Our Investment in Chainguard
It started with a text exchange over six months ago. A team of current and former Googlers were forming “the Justice League of Security,” it read. That text catalyzed a series of meetings, strategy sessions, and dinners culminating in today’s announcement that Amplify is leading Chainguard’s $5.0 million Seed financing.
But who comprises this mythical “Justice League?” Monikers aside – though they do facetiously refer to themselves as “The Guardians” – Chainguard’s founding team is one of the most prolific we’ve partnered with. If you’ve spent any time in the cloud native ecosystem, odds are you’ve touched multiple pieces of software authored by Dan Lorenc, Kim Lewandowski, Ville Aikas, Scott Nichols, and Matt Moore; GCS, gcr.io, Minikube, Distroless, Skaffold, Knative, Tekton, Kaniko, ko, and most recently Sigstore and SLSA just to name a few. Rarely do teams possess the depth and breadth of distributed systems and security know-how while maintaining an innate feel for developer experience and abiding respect for the power of open source. Together, this group of exceptional technologists is setting out to address an existential threat facing our global digital economy: software supply chain integrity.

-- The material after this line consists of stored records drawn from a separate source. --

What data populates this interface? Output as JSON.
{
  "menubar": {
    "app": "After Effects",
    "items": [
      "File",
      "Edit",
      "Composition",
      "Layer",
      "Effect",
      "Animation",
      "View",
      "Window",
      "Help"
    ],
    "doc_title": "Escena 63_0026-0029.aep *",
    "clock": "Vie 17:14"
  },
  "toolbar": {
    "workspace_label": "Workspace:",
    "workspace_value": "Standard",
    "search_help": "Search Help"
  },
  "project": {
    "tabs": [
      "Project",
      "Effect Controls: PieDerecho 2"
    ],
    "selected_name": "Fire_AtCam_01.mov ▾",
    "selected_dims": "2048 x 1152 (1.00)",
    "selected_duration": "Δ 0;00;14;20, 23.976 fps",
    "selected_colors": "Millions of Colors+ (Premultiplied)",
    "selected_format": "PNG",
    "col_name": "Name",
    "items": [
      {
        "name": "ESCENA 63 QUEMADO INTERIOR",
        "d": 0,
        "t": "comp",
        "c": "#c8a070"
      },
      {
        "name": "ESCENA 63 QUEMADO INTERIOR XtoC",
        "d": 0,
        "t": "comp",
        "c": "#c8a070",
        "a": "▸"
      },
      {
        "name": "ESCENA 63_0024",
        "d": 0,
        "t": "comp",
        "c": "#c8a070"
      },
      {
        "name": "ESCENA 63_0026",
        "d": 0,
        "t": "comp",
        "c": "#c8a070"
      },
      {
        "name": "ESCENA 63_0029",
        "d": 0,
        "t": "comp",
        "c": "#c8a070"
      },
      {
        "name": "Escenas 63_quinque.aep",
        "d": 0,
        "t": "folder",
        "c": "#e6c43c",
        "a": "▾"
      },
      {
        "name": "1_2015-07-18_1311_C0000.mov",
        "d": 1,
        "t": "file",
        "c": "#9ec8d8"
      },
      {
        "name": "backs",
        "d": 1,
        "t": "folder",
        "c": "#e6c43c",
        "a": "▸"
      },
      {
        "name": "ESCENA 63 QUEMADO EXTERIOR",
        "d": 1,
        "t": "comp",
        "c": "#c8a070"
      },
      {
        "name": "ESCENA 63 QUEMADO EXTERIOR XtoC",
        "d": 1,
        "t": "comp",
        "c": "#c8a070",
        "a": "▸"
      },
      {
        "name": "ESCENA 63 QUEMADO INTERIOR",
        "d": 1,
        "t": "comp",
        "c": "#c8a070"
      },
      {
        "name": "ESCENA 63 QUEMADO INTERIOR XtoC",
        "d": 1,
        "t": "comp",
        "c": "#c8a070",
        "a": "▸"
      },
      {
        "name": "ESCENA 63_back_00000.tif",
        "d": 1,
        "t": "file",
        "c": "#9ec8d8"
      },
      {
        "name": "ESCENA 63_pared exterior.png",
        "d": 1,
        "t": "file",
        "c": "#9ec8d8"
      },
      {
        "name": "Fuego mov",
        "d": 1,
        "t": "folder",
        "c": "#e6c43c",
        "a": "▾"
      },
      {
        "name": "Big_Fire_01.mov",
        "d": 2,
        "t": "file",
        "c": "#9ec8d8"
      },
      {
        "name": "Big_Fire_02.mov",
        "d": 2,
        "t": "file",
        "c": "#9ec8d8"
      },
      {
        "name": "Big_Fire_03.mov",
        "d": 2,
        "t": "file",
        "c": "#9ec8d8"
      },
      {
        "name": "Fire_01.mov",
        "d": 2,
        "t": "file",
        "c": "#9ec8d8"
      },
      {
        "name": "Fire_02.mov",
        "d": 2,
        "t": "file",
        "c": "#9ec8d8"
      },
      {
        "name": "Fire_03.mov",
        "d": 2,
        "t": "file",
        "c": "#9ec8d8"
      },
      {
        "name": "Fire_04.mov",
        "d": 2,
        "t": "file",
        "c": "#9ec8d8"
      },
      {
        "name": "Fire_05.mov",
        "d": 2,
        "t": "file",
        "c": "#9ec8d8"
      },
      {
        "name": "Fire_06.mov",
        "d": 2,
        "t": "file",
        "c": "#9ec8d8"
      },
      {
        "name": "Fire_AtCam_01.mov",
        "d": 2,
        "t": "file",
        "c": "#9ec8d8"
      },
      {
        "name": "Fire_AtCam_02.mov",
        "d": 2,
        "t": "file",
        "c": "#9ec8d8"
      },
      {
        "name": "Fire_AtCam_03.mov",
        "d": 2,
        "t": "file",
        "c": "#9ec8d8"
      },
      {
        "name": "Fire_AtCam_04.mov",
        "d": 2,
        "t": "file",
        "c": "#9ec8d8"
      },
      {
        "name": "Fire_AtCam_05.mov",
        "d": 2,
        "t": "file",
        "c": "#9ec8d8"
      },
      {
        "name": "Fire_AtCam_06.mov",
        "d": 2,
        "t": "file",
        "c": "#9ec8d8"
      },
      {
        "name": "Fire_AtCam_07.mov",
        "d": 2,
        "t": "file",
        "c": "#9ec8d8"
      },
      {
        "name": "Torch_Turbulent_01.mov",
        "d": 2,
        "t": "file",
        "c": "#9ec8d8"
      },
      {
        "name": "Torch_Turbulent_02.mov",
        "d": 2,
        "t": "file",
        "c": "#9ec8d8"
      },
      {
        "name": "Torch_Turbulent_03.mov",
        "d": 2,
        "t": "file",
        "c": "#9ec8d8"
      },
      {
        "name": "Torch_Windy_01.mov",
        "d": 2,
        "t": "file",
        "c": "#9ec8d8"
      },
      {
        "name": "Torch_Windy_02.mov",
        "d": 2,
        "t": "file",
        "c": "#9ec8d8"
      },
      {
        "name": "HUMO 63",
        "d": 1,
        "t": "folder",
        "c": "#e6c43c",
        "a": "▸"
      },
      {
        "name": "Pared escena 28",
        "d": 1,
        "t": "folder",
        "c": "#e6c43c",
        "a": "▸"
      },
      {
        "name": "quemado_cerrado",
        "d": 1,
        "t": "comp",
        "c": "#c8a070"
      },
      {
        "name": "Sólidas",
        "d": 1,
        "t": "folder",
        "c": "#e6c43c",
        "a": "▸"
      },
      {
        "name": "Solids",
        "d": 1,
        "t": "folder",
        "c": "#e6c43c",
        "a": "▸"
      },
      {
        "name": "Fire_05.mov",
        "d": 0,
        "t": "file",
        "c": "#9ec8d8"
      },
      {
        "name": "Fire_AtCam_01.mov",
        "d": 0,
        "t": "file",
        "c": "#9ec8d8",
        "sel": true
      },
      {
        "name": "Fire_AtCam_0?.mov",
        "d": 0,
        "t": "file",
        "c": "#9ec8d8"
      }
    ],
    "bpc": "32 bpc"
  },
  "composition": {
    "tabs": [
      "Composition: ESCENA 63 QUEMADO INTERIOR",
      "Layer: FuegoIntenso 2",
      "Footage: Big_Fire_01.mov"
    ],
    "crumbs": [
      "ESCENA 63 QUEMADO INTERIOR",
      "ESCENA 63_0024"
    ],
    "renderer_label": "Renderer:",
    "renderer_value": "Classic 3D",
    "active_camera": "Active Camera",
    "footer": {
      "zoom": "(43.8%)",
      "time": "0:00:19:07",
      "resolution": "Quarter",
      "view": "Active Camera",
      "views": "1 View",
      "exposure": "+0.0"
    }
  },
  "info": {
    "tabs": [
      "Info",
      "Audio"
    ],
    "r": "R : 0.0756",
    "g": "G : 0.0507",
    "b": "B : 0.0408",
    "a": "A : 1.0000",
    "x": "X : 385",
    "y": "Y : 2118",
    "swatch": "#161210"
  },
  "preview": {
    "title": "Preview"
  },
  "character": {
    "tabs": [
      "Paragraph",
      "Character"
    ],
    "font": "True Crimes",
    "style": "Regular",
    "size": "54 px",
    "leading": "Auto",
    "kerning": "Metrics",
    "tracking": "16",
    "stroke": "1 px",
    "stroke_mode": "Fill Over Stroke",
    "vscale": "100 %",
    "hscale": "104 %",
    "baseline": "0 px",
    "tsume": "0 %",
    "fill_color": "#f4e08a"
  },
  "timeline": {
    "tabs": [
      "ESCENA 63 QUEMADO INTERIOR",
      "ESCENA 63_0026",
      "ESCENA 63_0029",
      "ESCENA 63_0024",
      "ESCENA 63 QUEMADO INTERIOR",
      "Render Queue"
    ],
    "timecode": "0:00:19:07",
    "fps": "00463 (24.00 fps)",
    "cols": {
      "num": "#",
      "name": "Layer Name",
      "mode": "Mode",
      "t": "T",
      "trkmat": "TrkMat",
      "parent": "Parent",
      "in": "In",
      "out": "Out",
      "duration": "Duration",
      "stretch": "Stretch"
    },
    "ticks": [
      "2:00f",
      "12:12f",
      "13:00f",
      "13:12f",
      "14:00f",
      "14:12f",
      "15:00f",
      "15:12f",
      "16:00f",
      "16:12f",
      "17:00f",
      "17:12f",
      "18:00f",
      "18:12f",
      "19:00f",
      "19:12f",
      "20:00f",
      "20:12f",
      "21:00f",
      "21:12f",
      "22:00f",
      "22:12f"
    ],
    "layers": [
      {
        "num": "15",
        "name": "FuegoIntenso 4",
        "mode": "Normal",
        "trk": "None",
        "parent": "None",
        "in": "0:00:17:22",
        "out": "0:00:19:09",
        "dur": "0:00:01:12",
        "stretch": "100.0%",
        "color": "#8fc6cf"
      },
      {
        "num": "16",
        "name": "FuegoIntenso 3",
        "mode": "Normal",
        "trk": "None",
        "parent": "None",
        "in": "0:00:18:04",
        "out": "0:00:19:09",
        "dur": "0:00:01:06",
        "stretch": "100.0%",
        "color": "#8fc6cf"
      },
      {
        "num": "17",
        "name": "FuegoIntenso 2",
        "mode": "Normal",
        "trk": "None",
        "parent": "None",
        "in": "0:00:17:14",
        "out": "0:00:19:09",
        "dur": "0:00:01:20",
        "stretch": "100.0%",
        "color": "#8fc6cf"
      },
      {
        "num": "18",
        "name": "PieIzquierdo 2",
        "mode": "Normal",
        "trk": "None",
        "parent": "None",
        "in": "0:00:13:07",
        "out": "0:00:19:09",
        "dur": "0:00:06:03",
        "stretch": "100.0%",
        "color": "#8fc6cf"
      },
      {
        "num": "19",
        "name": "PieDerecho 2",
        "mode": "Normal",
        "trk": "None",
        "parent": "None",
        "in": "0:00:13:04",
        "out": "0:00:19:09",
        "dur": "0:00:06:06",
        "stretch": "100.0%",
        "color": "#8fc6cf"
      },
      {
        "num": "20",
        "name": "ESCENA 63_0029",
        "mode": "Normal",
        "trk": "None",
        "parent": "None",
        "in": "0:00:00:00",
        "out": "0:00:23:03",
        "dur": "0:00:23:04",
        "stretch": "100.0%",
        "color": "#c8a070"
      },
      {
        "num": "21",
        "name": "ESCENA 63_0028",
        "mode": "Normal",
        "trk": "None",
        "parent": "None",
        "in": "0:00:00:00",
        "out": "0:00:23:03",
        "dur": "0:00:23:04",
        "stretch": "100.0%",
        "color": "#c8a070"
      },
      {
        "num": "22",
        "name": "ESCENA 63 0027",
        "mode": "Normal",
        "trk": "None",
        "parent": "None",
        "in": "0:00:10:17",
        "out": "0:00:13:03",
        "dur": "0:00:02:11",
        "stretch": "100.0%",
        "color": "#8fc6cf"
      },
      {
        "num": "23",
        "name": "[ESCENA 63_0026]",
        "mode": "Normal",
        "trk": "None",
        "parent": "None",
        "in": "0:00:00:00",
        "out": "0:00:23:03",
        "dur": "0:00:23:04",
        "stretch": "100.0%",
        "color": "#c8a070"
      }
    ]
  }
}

They say luck favors the prepared mind, and years before that fateful text connecting us to Dan, Kim, Ville, Scott, and Matt, we at Amplify embarked on a mission to understand what ailed the software supply chain. We knew there was a ticking time bomb in the industry thanks in large part to our friend Maya Kaczorowski who had been sounding the alarm to us for years. Sure enough, that bomb went off in December 2020 when the SolarWinds attack was first reported.
For the uninitiated, SolarWinds is a $3B+ public company that develops a range of IT monitoring and management software. In December 2020, the company revealed that one of its products, the Orion network monitoring tool, was compromised, which meant over 18,000 customers – a list including dozens of government agencies and Fortune 500 companies – running the most recent version of Orion software had been breached.
The culprit, ultimately, was an unprotected Jenkins build server.
By attacking the build system, the attackers established a foothold in SolarWinds’s software publishing infrastructure. Once in the build system, the attackers had full access to modify software updates provided by SolarWinds to users of Orion. The attack persisted undetected for months, and has widely become known as one of the largest and most sophisticated attacks in history.
Supply chain attacks are so pernicious for two inherent reasons:
- The blast radius is massive as attacks are no longer confined to a single compromised organization but extend to every subsequent user of the compromised piece of software.
- Organizations have few credible defenses to thwart them; while tens of billions of dollars are spent annually to lock down production environments, limited resources are spent securing the tools and processes by which code gets into production.
This problem is magnified as the digital surface area of every company has grown exponentially over the last decade.
The calculus for bad actors, then, is simple: why spend months on a sophisticated spear phishing campaign when I can pop the CI infrastructure of an ISV, inject malicious code as part of the build process, and then have unfettered access to ALL of their users’ data?
Correspondingly, supply chain attacks are on a meteoric rise and accelerating, increasing 430% from 2019 to 2020 and up a staggering 650% in 2021. Perhaps more disturbing is the ease with which organizations are being pwned. Just this February, a researcher was able to breach 35 companies – including Microsoft, Apple, PayPal, Shopify, Netflix, Yelp, Tesla, and Uber – simply by injecting malicious dependency packages into commonly used open-source developer tools.
The evidence to us was clear as day: supply chain security is going to be the defining issue of the tech industry in the 2020s; a massive problem requiring a coordinated, multi-stakeholder solution.
Enter Sigstore.
Sigstore is an open source software supply chain security toolkit that the Chainguard team first started building while at Google. The mission of Sigstore was to create an easy-to-use, trustable and efficient digital signing tool to confirm the origin of software artifacts. In much the same way Let’s Encrypt made certificates for TLS ubiquitous, Sigstore aims to make software signing ubiquitous.
The toolchain itself is composed of three discrete projects that work in tandem: Cosign (container signing), Fulcio (a code-signing certificate authority), and Rekor (a transparency log). Cosign provides digital signatures on artifacts, “freezes” them in time, telling developers that software is both verified and untampered. Because Sigstore keeps a record of all these signatures, anyone can look up and query these signatures via Rekor, which acts as the system of record for verified software artifacts.
Since launching in March 2021, Sigstore usage has been growing rapidly, being adopted by various open source projects, most notably Kubernetes. The Sigstore community has blossomed in kind, with the support of and key contributions from organizations including Cisco, HPE, Google, Red Hat and VMware. And this is only the beginning.
We believe the path to a secure software supply chain is paved with open standards, best-in-class tooling, and a diverse, supportive community. And it will take nothing less than a heroic effort from a group of immensely talented Guardians who have our unwavering support.
Welcome Chainguard to the Amplify family!